What Is Hip Bursitis?
Bursae (more than one bursa) are small liquid-filled sacs that function to reduce friction between the moving parts of around joints. Those little cushions are located between bones and tendons throughout the body. Bursitis happens when those bursae get swollen/inflamed. Around the hip, there are two major bursa that may become inflamed: the trochanteric bursa and the iliopsoas bursa.
The first one protects the bony prominence of the upper part of the femur (the thigh bone), known as the greater trochanter. This inflammation is called trochanteric bursitis. Patients experiencing trochanteric bursitis will commonly feel pain on the side of the hip, mostly over the greater trochanter. This pain may worsen with prolonged activities such as walking or squatting or when lying on the affected side. There may be snapping over the side of the hip due to the iliotibial band (ITB) rubbing against it.
The second bursa is located in front of the hip around the iliopsoas tendon, and similarly, the inflammation here is known as iliopsoas bursitis. Patients with iliopsoas bursitis often experience pain in the groin. This pain is worsened with walking or crossing your legs. Patients may also complain of snapping in the front of the hip, particularly when rotating the hip in and out.
Causes Of Hip Bursitis
Bursitis may affect patients of all ages but is less common in the younger population. Risk factors leading to the development of bursitis are repetitive (overuse) injuries such as running, climbing, and cycling. Leg length discrepancy and abnormal development of the hip joint may put excessive stress on the bursa leading to inflammation. Bursitis may also occur after a traumatic event and in patients with rheumatoid arthritis.
Diagnosing Hip Bursitis
The doctor will go over your medical history, including the nature of your symptoms, and duration, as well as alleviating and aggravating factors. During the physical examination the doctor will assess any areas of tenderness, the range of motion, and strength of the hip, and evaluate for other causes of pain you may be experiencing.

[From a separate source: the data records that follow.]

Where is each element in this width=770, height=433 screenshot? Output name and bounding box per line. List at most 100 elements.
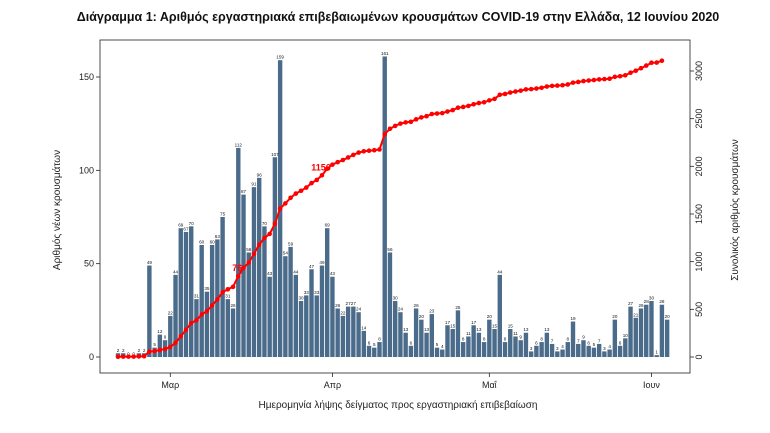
bar [340, 315, 346, 357]
bar-label: 2 [117, 348, 120, 353]
bar [560, 349, 565, 357]
bar-label: 49 [147, 260, 153, 265]
bar [199, 245, 204, 357]
bar [460, 342, 466, 357]
bar-label: 87 [241, 189, 247, 194]
cumulative-point [147, 349, 152, 354]
cumulative-point [256, 242, 262, 247]
bar [325, 228, 330, 357]
bar-label: 7 [551, 338, 554, 343]
bar-label: 26 [335, 303, 341, 308]
bar-label: 44 [293, 269, 299, 274]
cumulative-annotation: 1156 [311, 162, 331, 172]
cumulative-point [413, 117, 419, 122]
bar-label: 13 [523, 327, 529, 332]
bar [659, 304, 665, 357]
chart-title: Διάγραμμα 1: Αριθμός εργαστηριακά επιβεβ… [77, 10, 720, 24]
cumulative-point [194, 317, 199, 323]
cumulative-point [445, 109, 450, 114]
bar [586, 345, 591, 357]
cumulative-point [534, 86, 539, 91]
bar-label: 9 [519, 335, 522, 340]
bar-label: 69 [325, 223, 331, 228]
y-axis-left-title: Αριθμός νέων κρουσμάτων [51, 150, 63, 270]
cumulative-point [460, 104, 466, 110]
bar [471, 325, 476, 357]
cumulative-point [497, 92, 503, 98]
bar-label: 56 [387, 247, 393, 252]
bar [623, 338, 628, 357]
bar-label: 59 [288, 241, 294, 246]
bar [345, 306, 351, 357]
bar [262, 226, 267, 357]
bar [356, 312, 361, 357]
cumulative-point [356, 150, 361, 155]
y-right-tick-label: 500 [694, 302, 704, 317]
plot-frame [99, 39, 691, 374]
bar-label: 5 [436, 342, 439, 347]
cumulative-point [659, 58, 665, 64]
bar-label: 20 [665, 314, 671, 319]
bar [654, 355, 659, 357]
bar [424, 332, 429, 357]
bar-label: 161 [381, 51, 389, 56]
bar-label: 4 [608, 344, 611, 349]
bar [576, 343, 581, 357]
bar-label: 2 [138, 348, 141, 353]
cumulative-point [434, 111, 440, 116]
bar [246, 252, 251, 357]
bar [251, 187, 257, 357]
bar [366, 345, 372, 357]
cumulative-point [602, 76, 607, 82]
cumulative-point [371, 147, 377, 153]
bar [283, 256, 288, 357]
bar-label: 69 [178, 223, 184, 228]
cumulative-point [324, 166, 330, 172]
cumulative-point [591, 77, 597, 83]
bar [628, 306, 633, 357]
cumulative-point [131, 354, 136, 359]
cumulative-point [230, 284, 236, 290]
bar [476, 332, 482, 357]
bar [513, 336, 518, 357]
cumulative-point [419, 115, 424, 120]
bar [602, 351, 607, 357]
bar [387, 252, 393, 357]
bar-label: 47 [309, 264, 315, 269]
cumulative-point [455, 105, 461, 111]
bar-label: 35 [204, 286, 210, 291]
cumulative-point [120, 354, 126, 359]
bar [178, 228, 183, 357]
cumulative-point [382, 131, 388, 137]
bar-label: 8 [378, 337, 381, 342]
cumulative-point [162, 346, 168, 352]
cumulative-point [471, 101, 476, 107]
bar [267, 276, 272, 357]
cumulative-point [439, 110, 445, 116]
bar-label: 44 [497, 269, 503, 274]
bar [664, 319, 670, 357]
bar [607, 349, 612, 357]
cumulative-point [309, 180, 314, 186]
bars [115, 56, 670, 357]
cumulative-point [199, 312, 204, 317]
bar [272, 157, 278, 357]
cumulative-point [638, 65, 644, 71]
bar [508, 329, 513, 357]
bar-label: 1 [655, 350, 658, 355]
cumulative-point [429, 111, 435, 117]
bar [434, 347, 440, 357]
bar-label: 20 [487, 314, 493, 319]
bar [298, 301, 304, 357]
bar [528, 351, 534, 357]
bar-label: 13 [544, 327, 550, 332]
cumulative-point [654, 60, 659, 65]
bar-label: 8 [566, 337, 569, 342]
bar [539, 342, 544, 357]
bar-label: 9 [164, 335, 167, 340]
bar-label: 14 [361, 325, 367, 330]
cumulative-point [361, 148, 367, 154]
cumulative-point [565, 82, 571, 87]
cumulative-point [288, 195, 293, 201]
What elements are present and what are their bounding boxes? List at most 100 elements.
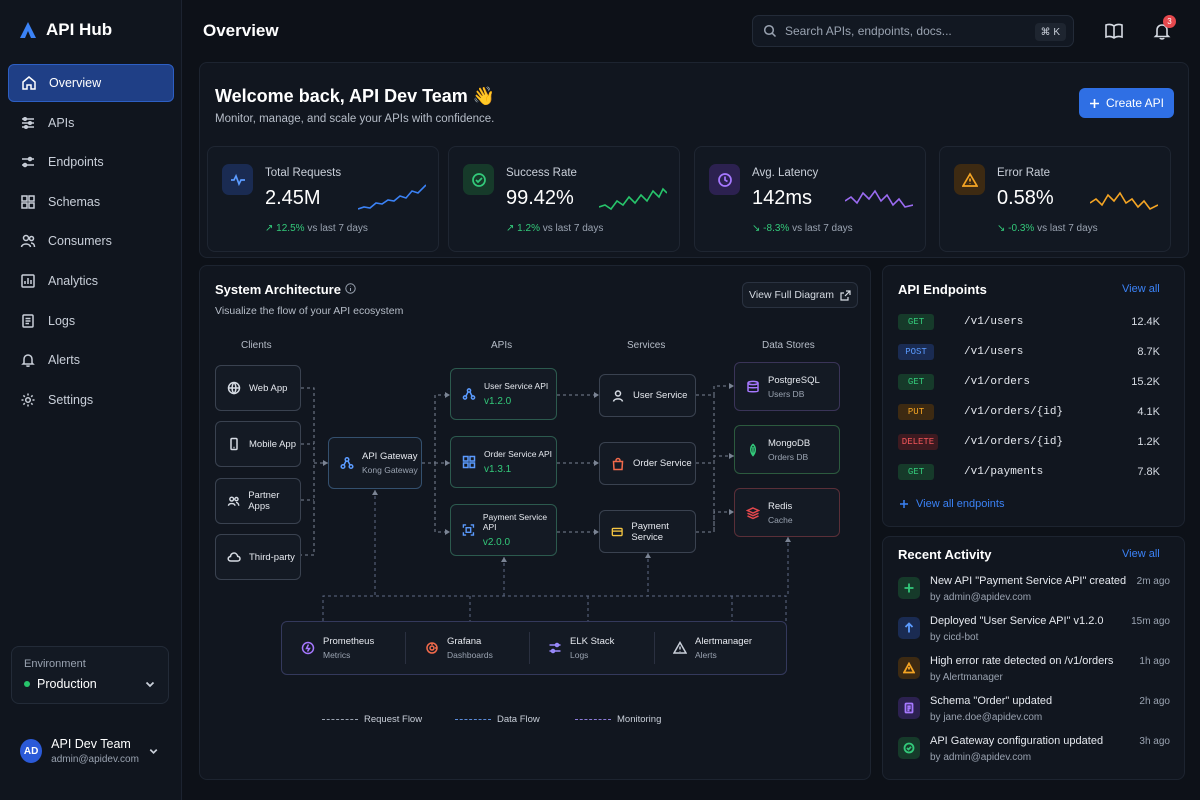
- client-mobile-app[interactable]: Mobile App: [215, 421, 301, 467]
- sidebar-item-analytics[interactable]: Analytics: [8, 262, 174, 300]
- node-version: v1.3.1: [484, 464, 512, 475]
- activity-time: 1h ago: [1139, 656, 1170, 667]
- create-api-button[interactable]: Create API: [1079, 88, 1174, 118]
- column-header-clients: Clients: [241, 340, 272, 351]
- activity-icon: [222, 164, 253, 195]
- stat-card-error-rate[interactable]: Error Rate 0.58% ↘ -0.3% vs last 7 days: [939, 146, 1171, 252]
- sparkline: [1090, 191, 1158, 211]
- sidebar-item-alerts[interactable]: Alerts: [8, 341, 174, 379]
- network-icon: [340, 456, 354, 470]
- activity-text: Schema "Order" updated: [930, 695, 1053, 707]
- endpoint-path: /v1/users: [964, 316, 1024, 328]
- chevron-down-icon: [145, 681, 155, 688]
- legend-monitoring: Monitoring: [575, 714, 661, 725]
- node-text: ELK Stack Logs: [570, 636, 614, 660]
- stat-change-value: 1.2%: [517, 223, 540, 234]
- node-label: MongoDB: [768, 437, 811, 449]
- node-label: Partner Apps: [248, 490, 280, 512]
- legend-label: Request Flow: [364, 714, 423, 725]
- monitoring-prometheus[interactable]: Prometheus Metrics: [290, 626, 405, 670]
- service-node-user[interactable]: User Service: [599, 374, 696, 417]
- node-sublabel: Kong Gateway: [362, 465, 418, 475]
- user-email: admin@apidev.com: [51, 754, 139, 765]
- service-node-payment[interactable]: Payment Service: [599, 510, 696, 553]
- node-text: Payment Service API v2.0.0: [483, 512, 556, 548]
- user-name: API Dev Team: [51, 737, 131, 751]
- sliders-icon: [22, 116, 34, 129]
- endpoints-view-all-link[interactable]: View all: [1122, 283, 1160, 295]
- legend-label: Monitoring: [617, 714, 662, 725]
- network-icon: [462, 388, 476, 400]
- column-header-services: Services: [627, 340, 666, 351]
- environment-name: Production: [37, 677, 97, 691]
- sidebar-nav: Overview APIs Endpoints Schemas Consumer…: [8, 64, 174, 420]
- welcome-subtitle: Monitor, manage, and scale your APIs wit…: [215, 113, 495, 125]
- sidebar-item-apis[interactable]: APIs: [8, 104, 174, 142]
- client-third-party[interactable]: Third-party: [215, 534, 301, 580]
- endpoint-row[interactable]: GET /v1/payments 7.8K: [898, 462, 1160, 482]
- client-partner-apps[interactable]: Partner Apps: [215, 478, 301, 524]
- book-icon[interactable]: [1104, 21, 1124, 41]
- api-node-order-service[interactable]: Order Service API v1.3.1: [450, 436, 557, 488]
- api-node-payment-service[interactable]: Payment Service API v2.0.0: [450, 504, 557, 556]
- api-node-user-service[interactable]: User Service API v1.2.0: [450, 368, 557, 420]
- client-web-app[interactable]: Web App: [215, 365, 301, 411]
- architecture-title: System Architecture: [215, 282, 356, 297]
- monitoring-alertmanager[interactable]: Alertmanager Alerts: [662, 626, 782, 670]
- endpoint-row[interactable]: GET /v1/orders 15.2K: [898, 372, 1160, 392]
- endpoints-panel: [882, 265, 1185, 527]
- environment-label: Environment: [24, 658, 86, 670]
- page-title: Overview: [203, 21, 279, 40]
- method-badge: GET: [898, 464, 934, 480]
- stat-card-total-requests[interactable]: Total Requests 2.45M ↗ 12.5% vs last 7 d…: [207, 146, 439, 252]
- stat-card-avg-latency[interactable]: Avg. Latency 142ms ↘ -8.3% vs last 7 day…: [694, 146, 926, 252]
- architecture-title-text: System Architecture: [215, 282, 341, 297]
- endpoint-row[interactable]: PUT /v1/orders/{id} 4.1K: [898, 402, 1160, 422]
- stat-label: Total Requests: [265, 167, 342, 179]
- sidebar-item-schemas[interactable]: Schemas: [8, 183, 174, 221]
- environment-selector[interactable]: Environment Production: [11, 646, 169, 704]
- store-node-redis[interactable]: Redis Cache: [734, 488, 840, 537]
- sidebar-item-logs[interactable]: Logs: [8, 302, 174, 340]
- sidebar-item-overview[interactable]: Overview: [8, 64, 174, 102]
- view-full-diagram-button[interactable]: View Full Diagram: [742, 282, 858, 308]
- endpoint-path: /v1/orders/{id}: [964, 406, 1064, 418]
- stat-card-success-rate[interactable]: Success Rate 99.42% ↗ 1.2% vs last 7 day…: [448, 146, 680, 252]
- service-node-order[interactable]: Order Service: [599, 442, 696, 485]
- chevron-down-icon: [149, 749, 158, 755]
- gear-icon: [21, 393, 35, 407]
- brand[interactable]: API Hub: [18, 20, 112, 40]
- monitoring-bar: [281, 621, 787, 675]
- api-gateway-node[interactable]: API Gateway Kong Gateway: [328, 437, 422, 489]
- sidebar-item-settings[interactable]: Settings: [8, 381, 174, 419]
- monitoring-elk-stack[interactable]: ELK Stack Logs: [537, 626, 652, 670]
- user-menu[interactable]: AD API Dev Team admin@apidev.com: [11, 722, 169, 780]
- stat-change-value: 12.5%: [276, 223, 305, 234]
- endpoint-row[interactable]: GET /v1/users 12.4K: [898, 312, 1160, 332]
- brand-name: API Hub: [46, 20, 113, 39]
- monitoring-grafana[interactable]: Grafana Dashboards: [414, 626, 529, 670]
- store-node-postgresql[interactable]: PostgreSQL Users DB: [734, 362, 840, 411]
- endpoint-row[interactable]: POST /v1/users 8.7K: [898, 342, 1160, 362]
- sidebar-item-label: APIs: [48, 115, 75, 130]
- sidebar-item-consumers[interactable]: Consumers: [8, 222, 174, 260]
- bell-icon[interactable]: [1152, 21, 1172, 41]
- search-box[interactable]: ⌘ K: [752, 15, 1074, 47]
- search-input[interactable]: [785, 24, 1025, 38]
- document-icon: [898, 697, 920, 719]
- warning-icon: [673, 641, 687, 654]
- check-circle-icon: [463, 164, 494, 195]
- node-sublabel: Logs: [570, 650, 589, 660]
- endpoint-row[interactable]: DELETE /v1/orders/{id} 1.2K: [898, 432, 1160, 452]
- view-all-endpoints-link[interactable]: View all endpoints: [899, 498, 1004, 510]
- sidebar-item-endpoints[interactable]: Endpoints: [8, 143, 174, 181]
- cloud-icon: [227, 552, 241, 562]
- create-api-label: Create API: [1105, 96, 1165, 110]
- store-node-mongodb[interactable]: MongoDB Orders DB: [734, 425, 840, 474]
- activity-view-all-link[interactable]: View all: [1122, 548, 1160, 560]
- info-icon[interactable]: [344, 283, 356, 294]
- sidebar-item-label: Logs: [48, 313, 76, 328]
- clock-icon: [709, 164, 740, 195]
- node-label: Order Service: [633, 458, 692, 469]
- legend-line: [575, 719, 611, 720]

During your visit, an x-ray will likely be obtained to evaluate the bony structure of the hip joint. If there is a question as to the diagnosis, magnetic resonance imaging (MRI), a modality that evaluates soft tissues, may be ordered.
Hip Bursitis Treatment
The initial treatment of hip bursitis, similar to bursitis in other areas of the body, is usually nonoperative. Rest and activity modification is recommended and non-steroidal anti-inflammatory medications will be discussed. Physical therapy will most likely be prescribed focusing on stretching, anti-inflammatory modalities, and strengthening the musculature around the hip. Sometimes, a steroid injection is indicated and may be performed in the office.
Fortunately, most patients’ symptoms resolve with nonsurgical treatment. If however, your symptoms remain, your doctor may discuss surgical removal of the bursa. This procedure will not compromise the function of the hip but may help to alleviate your symptoms. You will likely need additional therapy following this procedure.